While the above-described nozzle assembly has proven to be generally satisfactory, it has a significant limitation; namely, it does not permit the nozzle orifice diameter to be changed. In drilling, the nozzle orifice diameter is preferably chosen so as to maximize the hydraulic cleaning action of the drilling fluid. More particularly, the drilling fluid flows from the nozzle assembly and impinges the well bore bottom at a relatively high velocity, and thus assists the drill bit in drilling the well bore bottom by lifting cuttings from the well bore bottom and flushing them up the annulus between the drill string and the wall of the well bore.
There are two widely accepted theories for maximizing the hydraulic cleaning action of the drilling fluid; namely, (1) deliver the maximum hydraulic horsepower power to the well bore bottom via the stream of drilling fluid exiting the nozzle assemblies, and (2) deliver the maximum hydraulic jet impact force to the well bore bottom. Under the first theory, the drilling fluid flows through the nozzle assembly at such a drilling fluid volume flow rate and fluid velocity that the stream impinges the well bore bottom with the highest energy level as measured in hydraulic horsepower. Under the second theory, the drilling fluid volume flow rate and fluid velocity are such that the stream impinges the well bore bottom with the highest possible impact force. Normally, the hydraulic pumps of the fluid circulation system of a drill rig are operated to deliver the maximum horsepower. Thus, the only variable affecting the drilling fluid flow rate and velocity (and thus its hydraulic energy or impact force), over which the rig operator has control is the nozzle orifice size of the nozzle assemblies. However, because of changes in factors such as drilling depth, the density of the drilling fluid, and the diameter of the drill string, the optimum nozzle orifice size may and often does vary as between the drill bits used in drilling a well bore. Indeed, the optimum nozzle orifice size for an individual bit may change during its use. Thus, to ensure that a drill bit has nozzle assemblies having the optimum nozzle orifice diameter installed therein, the nozzle assemblies must be capable of being installed in the drill bit just prior to its use and to be removed during non-drilling periods of its use, such as when the drill bit is pulled to enable well casing to be installed.

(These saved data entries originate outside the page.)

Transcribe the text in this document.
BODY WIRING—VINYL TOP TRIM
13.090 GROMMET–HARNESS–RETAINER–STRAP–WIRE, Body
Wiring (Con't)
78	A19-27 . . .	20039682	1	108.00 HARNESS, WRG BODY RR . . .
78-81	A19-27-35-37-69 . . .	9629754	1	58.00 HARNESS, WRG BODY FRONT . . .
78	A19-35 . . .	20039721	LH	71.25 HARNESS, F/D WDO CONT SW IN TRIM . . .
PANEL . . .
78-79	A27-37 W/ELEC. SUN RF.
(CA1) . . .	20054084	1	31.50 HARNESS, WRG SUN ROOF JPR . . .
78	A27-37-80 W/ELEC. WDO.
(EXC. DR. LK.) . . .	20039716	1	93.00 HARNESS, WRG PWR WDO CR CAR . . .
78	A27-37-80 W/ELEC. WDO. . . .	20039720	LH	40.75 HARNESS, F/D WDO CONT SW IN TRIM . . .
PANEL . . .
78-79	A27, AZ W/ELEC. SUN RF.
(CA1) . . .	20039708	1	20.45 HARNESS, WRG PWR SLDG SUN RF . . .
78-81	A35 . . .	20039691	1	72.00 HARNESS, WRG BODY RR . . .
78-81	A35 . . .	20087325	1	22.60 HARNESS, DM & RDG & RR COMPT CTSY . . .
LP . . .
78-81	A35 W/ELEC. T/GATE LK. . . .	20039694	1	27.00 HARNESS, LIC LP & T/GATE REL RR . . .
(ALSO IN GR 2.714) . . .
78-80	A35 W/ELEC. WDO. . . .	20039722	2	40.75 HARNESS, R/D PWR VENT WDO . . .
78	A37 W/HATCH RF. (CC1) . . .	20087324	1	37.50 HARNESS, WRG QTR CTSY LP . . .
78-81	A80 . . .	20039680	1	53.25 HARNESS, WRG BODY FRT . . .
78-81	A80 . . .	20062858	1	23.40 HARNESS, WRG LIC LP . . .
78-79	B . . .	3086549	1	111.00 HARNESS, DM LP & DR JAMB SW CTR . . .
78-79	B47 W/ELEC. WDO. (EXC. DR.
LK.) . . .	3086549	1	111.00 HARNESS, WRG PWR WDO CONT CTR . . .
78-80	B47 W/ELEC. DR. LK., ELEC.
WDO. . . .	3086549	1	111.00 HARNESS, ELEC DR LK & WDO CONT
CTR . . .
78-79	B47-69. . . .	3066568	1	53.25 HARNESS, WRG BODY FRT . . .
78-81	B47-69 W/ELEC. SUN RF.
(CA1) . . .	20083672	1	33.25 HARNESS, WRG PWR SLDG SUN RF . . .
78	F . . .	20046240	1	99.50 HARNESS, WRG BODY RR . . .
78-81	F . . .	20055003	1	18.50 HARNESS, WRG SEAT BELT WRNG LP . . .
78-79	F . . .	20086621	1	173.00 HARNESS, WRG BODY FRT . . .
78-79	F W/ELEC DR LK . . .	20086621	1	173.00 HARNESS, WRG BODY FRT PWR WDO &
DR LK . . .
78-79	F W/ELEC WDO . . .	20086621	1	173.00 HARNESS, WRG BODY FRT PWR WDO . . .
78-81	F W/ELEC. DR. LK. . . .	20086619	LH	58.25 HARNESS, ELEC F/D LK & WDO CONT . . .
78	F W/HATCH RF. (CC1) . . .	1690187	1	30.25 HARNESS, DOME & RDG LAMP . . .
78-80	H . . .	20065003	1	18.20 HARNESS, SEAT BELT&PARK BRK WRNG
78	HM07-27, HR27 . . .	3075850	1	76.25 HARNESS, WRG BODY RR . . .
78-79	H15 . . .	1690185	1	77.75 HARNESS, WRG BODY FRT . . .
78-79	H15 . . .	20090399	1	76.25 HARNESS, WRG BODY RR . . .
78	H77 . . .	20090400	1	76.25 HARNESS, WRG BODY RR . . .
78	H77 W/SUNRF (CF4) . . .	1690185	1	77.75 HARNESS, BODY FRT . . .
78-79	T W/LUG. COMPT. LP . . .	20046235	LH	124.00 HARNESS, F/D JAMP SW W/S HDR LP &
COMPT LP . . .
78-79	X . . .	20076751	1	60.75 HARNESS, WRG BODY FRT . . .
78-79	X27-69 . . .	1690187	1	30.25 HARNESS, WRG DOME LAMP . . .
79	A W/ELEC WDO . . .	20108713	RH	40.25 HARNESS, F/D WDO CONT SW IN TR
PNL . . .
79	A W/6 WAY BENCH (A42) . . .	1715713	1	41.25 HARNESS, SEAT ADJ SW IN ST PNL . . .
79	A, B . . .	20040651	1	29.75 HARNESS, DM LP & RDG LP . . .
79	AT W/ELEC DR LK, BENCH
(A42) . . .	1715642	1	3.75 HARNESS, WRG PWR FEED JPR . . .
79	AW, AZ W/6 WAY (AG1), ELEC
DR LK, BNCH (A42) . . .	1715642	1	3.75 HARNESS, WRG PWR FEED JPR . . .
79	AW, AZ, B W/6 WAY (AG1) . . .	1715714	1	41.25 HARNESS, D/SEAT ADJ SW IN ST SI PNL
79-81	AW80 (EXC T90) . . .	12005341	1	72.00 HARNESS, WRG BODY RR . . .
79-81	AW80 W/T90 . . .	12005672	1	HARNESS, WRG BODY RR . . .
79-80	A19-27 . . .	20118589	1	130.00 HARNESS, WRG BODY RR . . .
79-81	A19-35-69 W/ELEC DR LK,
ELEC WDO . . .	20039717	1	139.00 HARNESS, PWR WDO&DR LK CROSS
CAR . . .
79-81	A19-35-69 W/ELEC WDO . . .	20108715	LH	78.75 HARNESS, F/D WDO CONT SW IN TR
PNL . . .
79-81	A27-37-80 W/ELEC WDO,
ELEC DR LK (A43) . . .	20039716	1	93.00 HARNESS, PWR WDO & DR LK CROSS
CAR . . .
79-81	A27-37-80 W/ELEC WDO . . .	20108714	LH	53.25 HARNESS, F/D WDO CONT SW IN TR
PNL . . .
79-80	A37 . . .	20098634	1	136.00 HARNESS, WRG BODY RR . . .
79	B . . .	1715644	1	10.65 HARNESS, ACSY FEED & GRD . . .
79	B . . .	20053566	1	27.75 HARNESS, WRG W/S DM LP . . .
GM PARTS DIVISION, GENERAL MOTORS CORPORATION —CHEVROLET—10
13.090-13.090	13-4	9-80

However, with the nozzle assemblies of U.S. Pat. No. 4,381,825, it is not possible to change the nozzle member and thus the nozzle orifice diameter once the retaining ring is pressed into the nozzle bore. Thus, it is not possible to change the orifice diameter during non-drilling periods in the use of this drill bit, nor if the bit is to be reused in drilling a second well bore requiring a different orifice diameter. Moreover, to enable nozzle assemblies having the optimum orifice diameter to be installed in the drill bit just prior to its use, a large inventory of nozzle members must be available at the drill rig. More particularly, there must be a plurality of sets of nozzle members, with each set including one nozzle member for each of the nozzle bores in the drill bit and with the nozzle members of each set having a nozzle orifice diameter different from those of the members of the other sets to provide members having all nozzle orifice diameters anticipated to be needed at the drill rig. Because this nozzle assembly is of unique construction, it cannot be used on drill bits of other types, such as roller cutter drill bits, which would enable the amount of inventory of the nozzle assemblies to be reduced.